Here, \( \lambda > 0 \) is a regularization parameter that balances the fitting of the residual and the norm of the sources.

Taking the derivative with respect to \( D \) and set it to zero:

\[ -2 G^\top (M - G D) + 2 \lambda D = 0 \]

Rearranging:

\[ G^\top G D + \lambda D = G^\top M \quad \Rightarrow \quad (G^\top G + \lambda I) D = G^\top M \]

Solve for \( D \):

\[ \boxed{ D_\text{min-norm} = (G^\top G + \lambda I)^{-1} G^\top M = G^\top (G G^\top + \lambda I)^{-1}M } \]

These are called the regularized minimum norm solutions, where the second form is obtained by applying the Woodbury matrix identity. Since \(G \) is an \( M \times N \) matrix, the first form requires the inversion of an \( N \times N \) matrix and the second form only a \( M \times M \) matrix, obviously, for computational purposes, the second form is preferred. Inherently, this solution is biased towards shallower sources, since sources closer to the measurement electrodes require less amplitude to give a similar signal with respect to deeper sources. One way to solve this is by changing the minimization problem to include a weighting matrix \( W \) which is diagonal with entries equal to the norms of the lead fields. Since sources with smaller lead field norms are typically deeper, this weighting effectively compensates for depth bias.

\[ \min_D \| M - G D \|_2^2 + \lambda \| WD \|_2^2 \]

This leads to the solution for the weighted minimum norm where again, the Woodbury matrix identity has been used to find the computationally more efficient form.

\[ \boxed{ D_\text{weighted-min-norm} = (G^\top G + \lambda W^\top W)^{-1} G^\top M = W^{-1}G^\top (G (W^\top W)^{-1}G^\top + \lambda I)^{-1}M } \]


Parametric methods

The minimum norm methods belong to the family of distributed source models, which are built on the assumption that the brain activity can be represented by many small sources. These models estimate the contribution of all potential sources simultaneously. In contrast, parametric methods attempt to explain the measured voltages by a limited amount of equivalent current dipoles.

The most intuitive of these methods is the dipole fitting method, which identifies the dipole (or dipoles) located that best fits the observed scalp potential topography. This means fitting six parameters per dipole, 3 for the spatial location and three for its moment (orientation and strength). This is a non-linear minimization of the cost function defined by :

\[ || M - G({r_j,r_{dip_i}})D || \]


Another approach is to focus on the sources rather than the measurements. A beamformer applies spatial filtering to estimate the activity of a source at a specific location. It computes a weighted linear combination of sensor signals that maximizes sensitivity to the target source while minimizing sensitivity to other brain regions. The weights are derived from the lead field and the covariance of the measured data, making the method a data-driven approach to source localization.

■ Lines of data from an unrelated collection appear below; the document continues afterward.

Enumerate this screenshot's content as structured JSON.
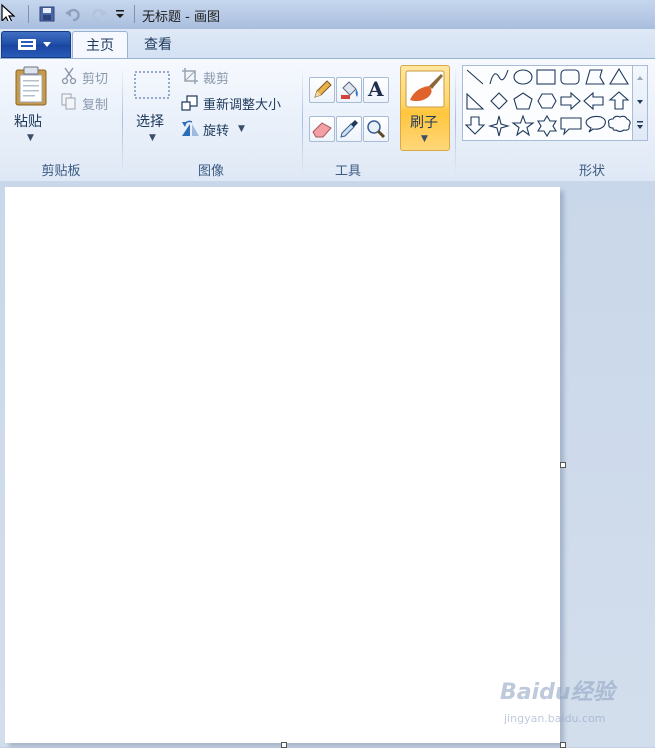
{
  "window": {
    "title": "无标题 - 画图"
  },
  "tabs": [
    {
      "label": "主页",
      "active": true
    },
    {
      "label": "查看",
      "active": false
    }
  ],
  "clipboard": {
    "paste_label": "粘贴",
    "cut_label": "剪切",
    "copy_label": "复制",
    "group_label": "剪贴板"
  },
  "image": {
    "select_label": "选择",
    "crop_label": "裁剪",
    "resize_label": "重新调整大小",
    "rotate_label": "旋转",
    "group_label": "图像"
  },
  "tools": {
    "group_label": "工具",
    "items": [
      "pencil-icon",
      "fill-icon",
      "text-icon",
      "eraser-icon",
      "color-picker-icon",
      "magnifier-icon"
    ],
    "text_glyph": "A"
  },
  "brushes": {
    "label": "刷子"
  },
  "shapes": {
    "group_label": "形状",
    "items": [
      "line-shape",
      "curve-shape",
      "oval-shape",
      "rectangle-shape",
      "rounded-rectangle-shape",
      "polygon-shape",
      "triangle-shape",
      "right-triangle-shape",
      "diamond-shape",
      "pentagon-shape",
      "hexagon-shape",
      "right-arrow-shape",
      "left-arrow-shape",
      "up-arrow-shape",
      "down-arrow-shape",
      "four-point-star-shape",
      "five-point-star-shape",
      "six-point-star-shape",
      "rect-callout-shape",
      "oval-callout-shape",
      "cloud-callout-shape"
    ]
  },
  "watermark": {
    "brand": "Baidu经验",
    "url": "jingyan.baidu.com"
  },
  "colors": {
    "accent": "#1f4fa8",
    "canvas": "#ffffff",
    "brush_highlight": "#ffd66b"
  }
}
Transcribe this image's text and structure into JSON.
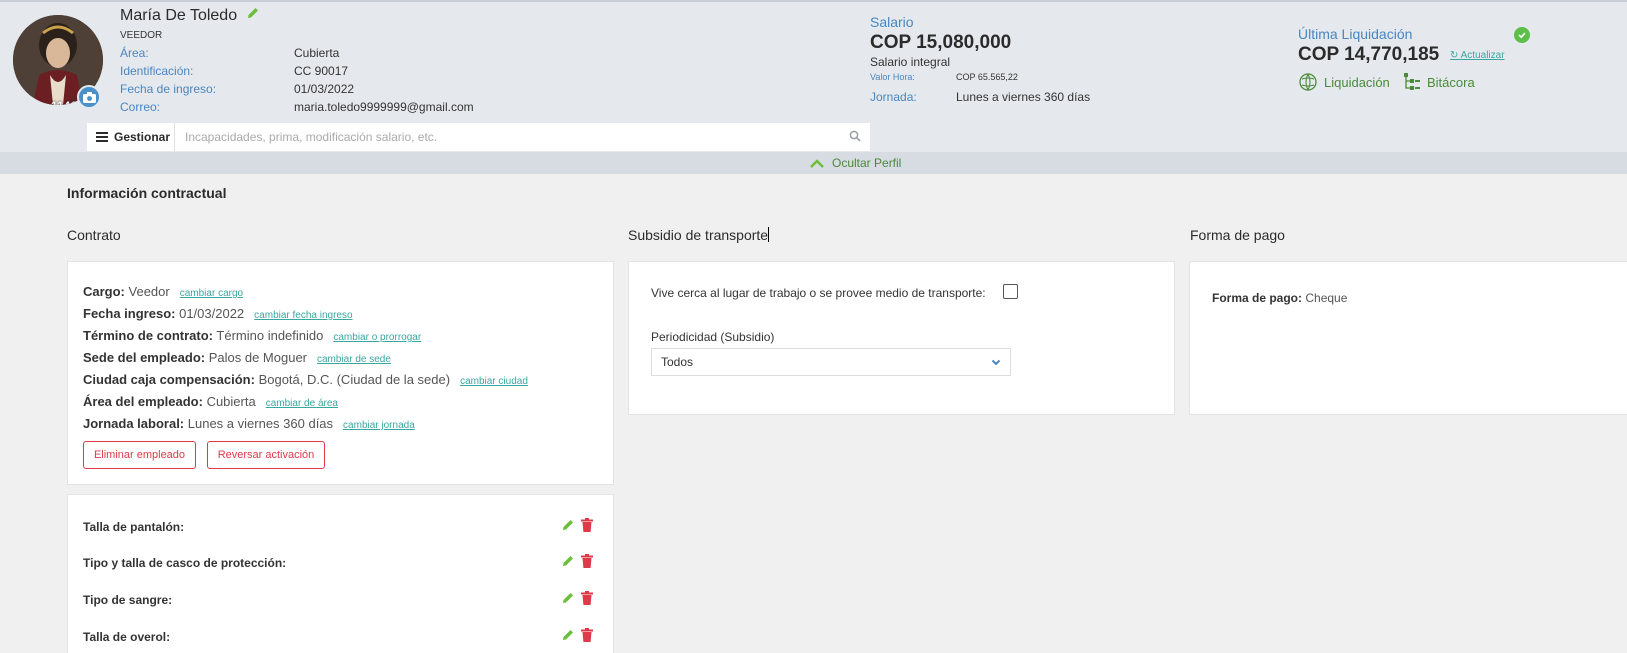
{
  "profile": {
    "name": "María De Toledo",
    "role": "VEEDOR",
    "employee_id": "11414",
    "fields": [
      {
        "label": "Área:",
        "value": "Cubierta"
      },
      {
        "label": "Identificación:",
        "value": "CC 90017"
      },
      {
        "label": "Fecha de ingreso:",
        "value": "01/03/2022"
      },
      {
        "label": "Correo:",
        "value": "maria.toledo9999999@gmail.com"
      }
    ]
  },
  "salary": {
    "label": "Salario",
    "amount": "COP 15,080,000",
    "type": "Salario integral",
    "rows": [
      {
        "label": "Valor Hora:",
        "value": "COP 65.565,22"
      },
      {
        "label": "Jornada:",
        "value": "Lunes a viernes 360 días"
      }
    ]
  },
  "liquidation": {
    "label": "Última Liquidación",
    "amount": "COP 14,770,185",
    "refresh_label": "Actualizar",
    "liquidacion_label": "Liquidación",
    "bitacora_label": "Bitácora"
  },
  "gestionar": {
    "button_label": "Gestionar",
    "placeholder": "Incapacidades, prima, modificación salario, etc."
  },
  "toggle": {
    "label": "Ocultar Perfil"
  },
  "main": {
    "title": "Información contractual",
    "contrato": {
      "title": "Contrato",
      "rows": [
        {
          "label": "Cargo:",
          "value": "Veedor",
          "link": "cambiar cargo"
        },
        {
          "label": "Fecha ingreso:",
          "value": "01/03/2022",
          "link": "cambiar fecha ingreso"
        },
        {
          "label": "Término de contrato:",
          "value": "Término indefinido",
          "link": "cambiar o prorrogar"
        },
        {
          "label": "Sede del empleado:",
          "value": "Palos de Moguer",
          "link": "cambiar de sede"
        },
        {
          "label": "Ciudad caja compensación:",
          "value": "Bogotá, D.C. (Ciudad de la sede)",
          "link": "cambiar ciudad"
        },
        {
          "label": "Área del empleado:",
          "value": "Cubierta",
          "link": "cambiar de área"
        },
        {
          "label": "Jornada laboral:",
          "value": "Lunes a viernes 360 días",
          "link": "cambiar jornada"
        }
      ],
      "delete_button": "Eliminar empleado",
      "reverse_button": "Reversar activación"
    },
    "attributes": [
      {
        "label": "Talla de pantalón:"
      },
      {
        "label": "Tipo y talla de casco de protección:"
      },
      {
        "label": "Tipo de sangre:"
      },
      {
        "label": "Talla de overol:"
      }
    ],
    "subsidio": {
      "title": "Subsidio de transporte",
      "checkbox_label": "Vive cerca al lugar de trabajo o se provee medio de transporte:",
      "periodicidad_label": "Periodicidad (Subsidio)",
      "periodicidad_value": "Todos"
    },
    "forma_pago": {
      "title": "Forma de pago",
      "label": "Forma de pago:",
      "value": "Cheque"
    }
  },
  "colors": {
    "accent_blue": "#4a86c0",
    "link_teal": "#3aa6a0",
    "green": "#4a8a3a",
    "danger": "#e0394a"
  }
}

Other types of inverse solutions

he solutions described in the previous section are among the most fundamental, because their mathematical foundations are elegant and relatively straightforward to describe. Countless other algorithms have been developed, each constraining the solution to the problem in different ways. These include methods that provide exact localization of the source in a noiseless situation (sLORETA, eLORETA) and methods that introduce sparsity in the source space (FOCUSS, MxNE).